Inspecteur gebonden aan afgegeven VAR, ondanks werkzaamheden voor slechts twee opdrachtgevers

Rechtbank Den Haag oordeelt dat de inspecteur is gebonden aan de voor 2009 afgegeven VAR-WUO, en dat deze VAR ook geldt voor de werkzaamheden voor A bv. X is voor dat jaar dan ook aan te merken als IB-ondernemer.

Belanghebbende, X, drijft sinds 1995 een onderneming als verkeersvlieger en vlieginstructeur in de luchtvaart. Hij huurt in Nederland een woning van zijn moeder. Tevens huurt hij een woning die hij als kantoorruimte gebruikt. In de jaren 2008-2013 werkt X voor A bv, en is hij in Polen gestationeerd. In 2009 en 2011 werkt X als vlieginstructeur in Nederland en Congo. Naar aanleiding van een boekenonderzoek stelt de inspecteur dat er sprake is van een dienstbetrekking tussen X en A bv. Hij corrigeert de IB-aangiften 2009 en 2011 van X op diverse punten.

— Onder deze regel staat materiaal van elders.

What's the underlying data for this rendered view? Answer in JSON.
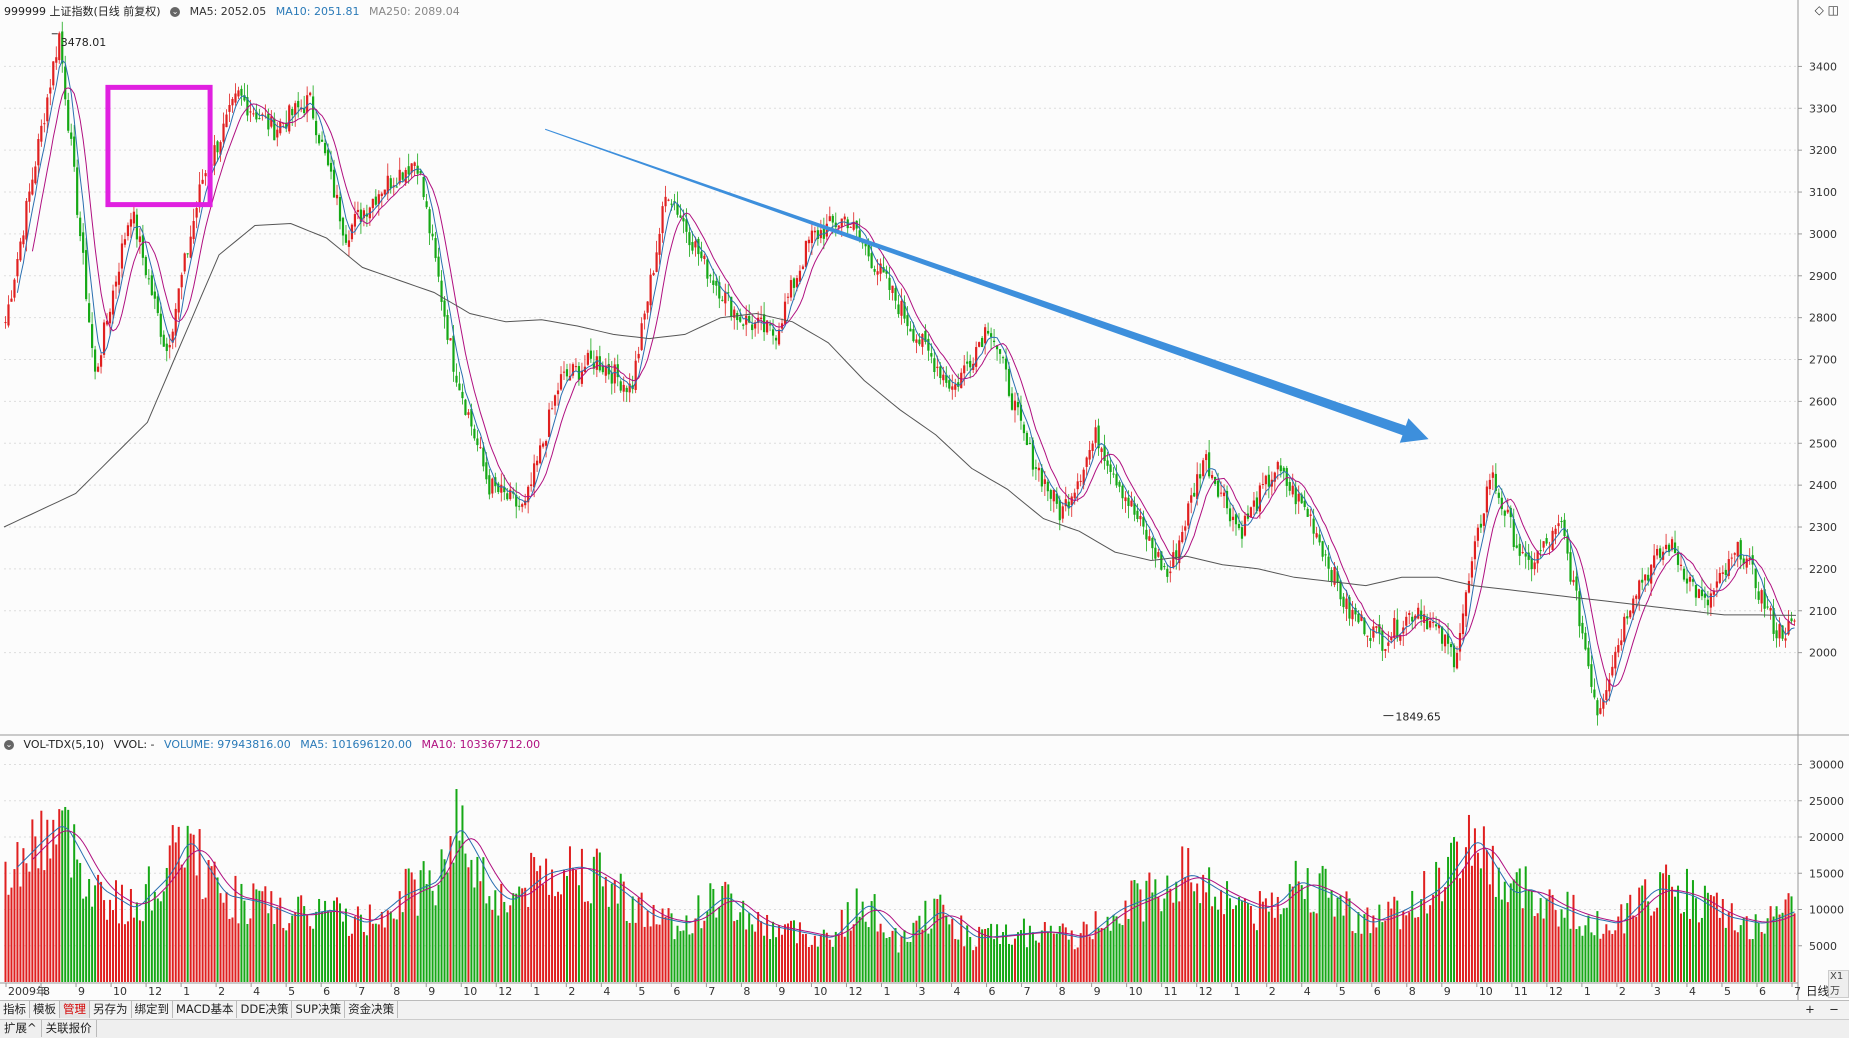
{
  "header": {
    "code_title": "999999 上证指数(日线 前复权)",
    "ma5": "MA5: 2052.05",
    "ma10": "MA10: 2051.81",
    "ma250": "MA250: 2089.04",
    "icon_diamond": "diamond-icon",
    "icon_window": "window-icon"
  },
  "volume_header": {
    "indicator": "VOL-TDX(5,10)",
    "vvol": "VVOL: -",
    "volume": "VOLUME: 97943816.00",
    "ma5": "MA5: 101696120.00",
    "ma10": "MA10: 103367712.00",
    "unit": "X1万"
  },
  "colors": {
    "up": "#e02020",
    "down": "#16a816",
    "ma5": "#2a6fb0",
    "ma10": "#b01080",
    "ma250": "#555555",
    "arrow": "#3d8fdc",
    "box": "#e020e0"
  },
  "annotations": {
    "high_label": "3478.01",
    "low_label": "1849.65"
  },
  "chart_data": [
    {
      "type": "candlestick",
      "title": "999999 上证指数(日线 前复权)",
      "ylim": [
        1820,
        3530
      ],
      "yticks": [
        2000,
        2100,
        2200,
        2300,
        2400,
        2500,
        2600,
        2700,
        2800,
        2900,
        3000,
        3100,
        3200,
        3300,
        3400
      ],
      "grid": true,
      "x_labels": [
        "2009年",
        "8",
        "9",
        "10",
        "12",
        "1",
        "2",
        "4",
        "5",
        "6",
        "7",
        "8",
        "9",
        "10",
        "12",
        "1",
        "2",
        "4",
        "5",
        "6",
        "7",
        "8",
        "9",
        "10",
        "12",
        "1",
        "3",
        "4",
        "6",
        "7",
        "8",
        "9",
        "10",
        "11",
        "12",
        "1",
        "2",
        "4",
        "5",
        "6",
        "8",
        "9",
        "10",
        "11",
        "12",
        "1",
        "2",
        "3",
        "4",
        "5",
        "6",
        "7"
      ],
      "close_path": {
        "x": [
          0,
          3,
          5,
          7,
          9,
          11,
          13,
          15,
          17,
          19,
          21,
          23,
          25,
          27,
          29,
          31,
          33,
          35,
          37,
          39,
          41,
          43,
          45,
          47,
          49,
          51,
          53,
          55,
          57,
          59,
          61,
          63,
          65,
          67,
          69,
          71,
          73,
          75,
          77,
          79,
          81,
          83,
          85,
          87,
          89,
          91,
          93,
          95,
          97,
          99,
          100
        ],
        "y": [
          2790,
          3478,
          2660,
          3060,
          2720,
          3130,
          3330,
          3250,
          3320,
          3000,
          3110,
          3180,
          2700,
          2400,
          2340,
          2650,
          2700,
          2630,
          3110,
          2930,
          2800,
          2760,
          2990,
          3040,
          2900,
          2750,
          2630,
          2790,
          2500,
          2330,
          2520,
          2340,
          2180,
          2470,
          2290,
          2440,
          2320,
          2100,
          2030,
          2110,
          1990,
          2430,
          2200,
          2300,
          1860,
          2150,
          2260,
          2110,
          2250,
          2050,
          2060
        ]
      },
      "ma250_path": {
        "x": [
          0,
          4,
          8,
          12,
          14,
          16,
          18,
          20,
          22,
          24,
          26,
          28,
          30,
          32,
          34,
          36,
          38,
          40,
          42,
          44,
          46,
          48,
          50,
          52,
          54,
          56,
          58,
          60,
          62,
          64,
          66,
          68,
          70,
          72,
          74,
          76,
          78,
          80,
          82,
          84,
          86,
          88,
          90,
          92,
          94,
          96,
          98,
          100
        ],
        "y": [
          2300,
          2380,
          2550,
          2950,
          3020,
          3025,
          2990,
          2920,
          2890,
          2860,
          2810,
          2790,
          2795,
          2780,
          2760,
          2750,
          2760,
          2800,
          2810,
          2790,
          2740,
          2650,
          2580,
          2520,
          2440,
          2390,
          2320,
          2290,
          2240,
          2220,
          2230,
          2210,
          2200,
          2180,
          2170,
          2160,
          2180,
          2180,
          2160,
          2150,
          2140,
          2130,
          2120,
          2110,
          2100,
          2090,
          2090,
          2089
        ]
      },
      "legend": [
        "MA5: 2052.05",
        "MA10: 2051.81",
        "MA250: 2089.04"
      ]
    },
    {
      "type": "bar",
      "title": "VOL-TDX(5,10)",
      "ylim": [
        0,
        32000
      ],
      "yticks": [
        5000,
        10000,
        15000,
        20000,
        25000,
        30000
      ],
      "unit": "X1万",
      "volume_path": {
        "x": [
          0,
          2,
          3,
          5,
          7,
          9,
          10,
          12,
          14,
          16,
          18,
          20,
          22,
          24,
          25,
          26,
          27,
          28,
          30,
          32,
          34,
          36,
          38,
          40,
          42,
          44,
          46,
          48,
          50,
          52,
          54,
          56,
          58,
          60,
          62,
          64,
          66,
          68,
          70,
          71,
          72,
          74,
          76,
          78,
          80,
          82,
          84,
          85,
          86,
          88,
          90,
          92,
          94,
          96,
          98,
          100
        ],
        "y": [
          15000,
          20000,
          22000,
          13000,
          10000,
          15000,
          20000,
          12000,
          11000,
          9000,
          10000,
          8000,
          12000,
          14000,
          22000,
          18000,
          13000,
          11000,
          15000,
          16000,
          13000,
          9000,
          8000,
          12000,
          8000,
          7000,
          6000,
          11000,
          5500,
          10000,
          6000,
          6500,
          7000,
          6000,
          10000,
          12000,
          15000,
          12000,
          10000,
          11000,
          14000,
          12000,
          8000,
          10000,
          13000,
          20000,
          12000,
          13000,
          11000,
          9000,
          8000,
          13000,
          12000,
          9000,
          8000,
          10000
        ]
      }
    }
  ],
  "toolbar": {
    "tabs": [
      "指标",
      "模板",
      "管理",
      "另存为",
      "绑定到",
      "MACD基本",
      "DDE决策",
      "SUP决策",
      "资金决策"
    ],
    "active_index": 2,
    "period": "日线",
    "plus": "+",
    "minus": "−"
  },
  "toolbar2": {
    "tabs": [
      "扩展^",
      "关联报价"
    ]
  }
}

Rechtbank Den Haag oordeelt dat de inspecteur is gebonden aan de voor 2009 afgegeven VAR-WUO, en dat deze VAR ook geldt voor de werkzaamheden voor A bv. X is volgens de rechtbank voor dat jaar dan ook aan te merken als IB-ondernemer. De rechtbank acht daarbij niet van belang dat X in zijn VAR-aanvraag heeft aangegeven dat hij vermoedde drie of meer opdrachtgevers te hebben, terwijl hij uiteindelijk in feite slechts twee (betalende) opdrachtgevers heeft gehad in 2009. Het vorenstaande leidt er dan ook toe dat de reiskosten tussen Nederland en Polen in 2009 aftrekbaar zijn. Ook de kosten ter zake van de woning die X als kantoorruimte gebruikt, zijn aftrekbaar. Voor 2011 geldt dat er sprake is van een dienstbetrekking tussen X en A bv, zodat de kosten voor de huisvesting in Polen niet aftrekbaar zijn. Voor zover X in 2011 kosten heeft gemaakt voor zijn onderneming, staat de rechtbank wel aftrek toe. De rechtbank vermindert de aanslagen.